Last night I finished reading Tim Jeal's excellent biography - Stanley: Africa's Greatest Explorer.
Just reading the introduction alone and looking at the maps is a fascinating occupation. What an extraordinary man living in extraordinary times. It is interesting to examine those last days of the 19th century, the carving up of Africa, attitudes and ambitions - how close it all is to us, what we have all inherited from the actions then; but also how far away with hindsight we now feel it to be.
What I also found fascinating was the psychology, not only of the man himself - which is riveting enough - but also the psychology of us, the readers of stories. How we take some stories as truth, and why - without much examination of corroboration or context. I remember Stanley as being the man who walked across Africa to say 'Dr Livingstone I presume!' In school in Scotland we learned a lot about Livingstone and other missionary explorers - but nothing at all about Stanley other than this sentence.

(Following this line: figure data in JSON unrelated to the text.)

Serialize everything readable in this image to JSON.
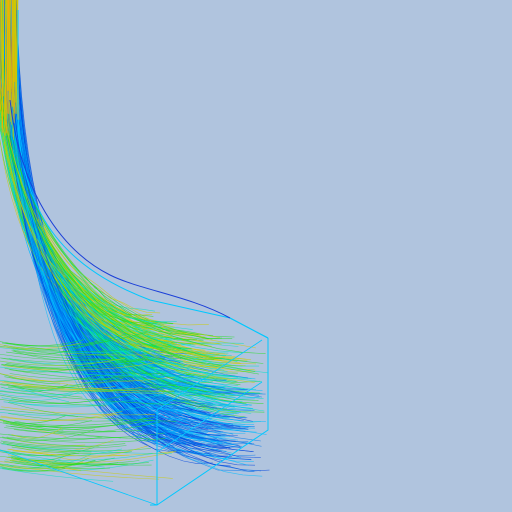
{
  "viewport": {
    "background_color": "#b0c4de"
  },
  "visualization": {
    "kind": "streamlines",
    "color_ramp": [
      "#0044dd",
      "#0077ee",
      "#00bbff",
      "#00e0c0",
      "#22dd22",
      "#cccc00",
      "#ffaa00"
    ],
    "outline_color": "#00c8ff",
    "outline_dark_color": "#1a3fd8"
  }
}
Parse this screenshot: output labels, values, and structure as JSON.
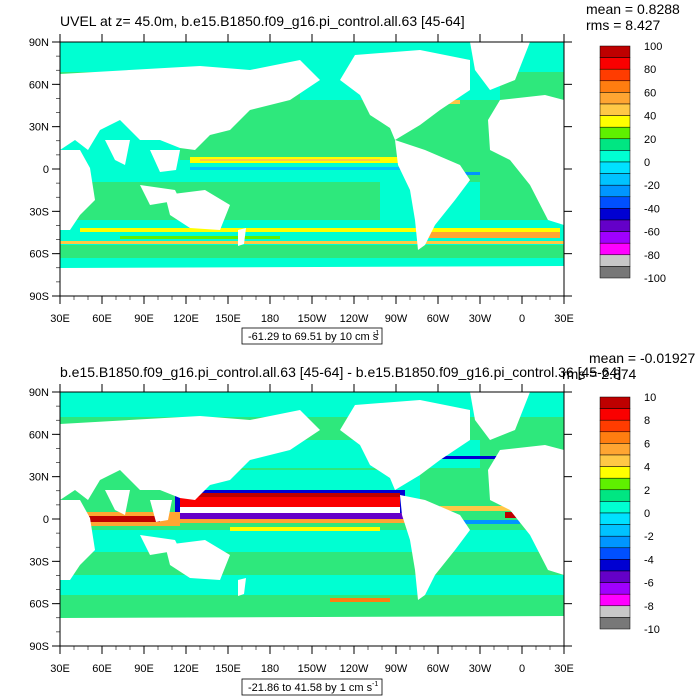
{
  "panels": [
    {
      "title": "UVEL at z=  45.0m, b.e15.B1850.f09_g16.pi_control.all.63 [45-64]",
      "stat_mean": "mean = 0.8288",
      "stat_rms": "rms = 8.427",
      "range_note": "-61.29 to 69.51 by 10 cm s",
      "range_unit_exp": "-1",
      "colorbar_labels": [
        "100",
        "80",
        "60",
        "40",
        "20",
        "0",
        "-20",
        "-40",
        "-60",
        "-80",
        "-100"
      ]
    },
    {
      "title": "b.e15.B1850.f09_g16.pi_control.all.63 [45-64] - b.e15.B1850.f09_g16.pi_control.36 [45-64]",
      "stat_mean": "mean = -0.01927",
      "stat_rms": "rms = 2.874",
      "range_note": "-21.86 to 41.58 by 1 cm s",
      "range_unit_exp": "-1",
      "colorbar_labels": [
        "10",
        "8",
        "6",
        "4",
        "2",
        "0",
        "-2",
        "-4",
        "-6",
        "-8",
        "-10"
      ]
    }
  ],
  "lon_labels": [
    "30E",
    "60E",
    "90E",
    "120E",
    "150E",
    "180",
    "150W",
    "120W",
    "90W",
    "60W",
    "30W",
    "0",
    "30E"
  ],
  "lat_labels": [
    "90N",
    "60N",
    "30N",
    "0",
    "30S",
    "60S",
    "90S"
  ],
  "colors": {
    "land": "#ffffff",
    "colorbar": [
      "#be0000",
      "#fa0000",
      "#ff3c00",
      "#ff7d10",
      "#ffa532",
      "#ffc846",
      "#ffff00",
      "#5ff000",
      "#00e682",
      "#00ffd2",
      "#00e1ff",
      "#00c3ff",
      "#0096ff",
      "#0050ff",
      "#0000d2",
      "#6400c8",
      "#a000ff",
      "#ff00ff",
      "#c8c8c8",
      "#787878"
    ],
    "ocean_base": "#2ee87c",
    "ocean_cyan": "#00ffd2"
  }
}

Luck taught me otherwise. It was lucky that this biography was a Kindle Daily Deal (yes, it is perverse that I still accumulate more to read when I already have an insurmountable pile). It was not the bargain which swayed me completely, but luckily curiosity took me to read the recommendations. Such praise - and well deserved - had me clicking, and luckily, as I had just finished my previous Kindle novel and felt in the need of some non-fiction, that night I embarked on this epic journey. In many ways I am sad to have completed it.
Now, as I commented to dovegreyreader when talking about short stories, I shall read a story from Alexander McCall Smith's Trains and Lovers before embarking on I don't yet know what.
My daytime - and therefore less consistent reading - is also at last drawing to a close. John Richardson keeps the reader so intimate with Picasso, warts and all, that I feel I am drawn immediately to be a fly in his presence as soon as I open the book. I find that it is important to keep to reading a whole chapter at a time, however, otherwise an extended gap has me losing that feeling of proximity until I have recovered the thread.
It has been strange, being in France with Picasso in the early 20th century with creative people whose work I have known and loved since childhood. Then being toasty with hot water bottle upstairs in bed while with Stanley in Africa battling errant Belgian officers, disease, hunger, desertion, attacks, impassible terrain, .... But it has worked really well. Each author has pulled me in as reader to encompass me with his world alone.
I must finish Vol. 3 this week, however. Just a couple of chapters to go, which is just as well, as of course I added another book to my pile when I was at Tate Modern on Saturday!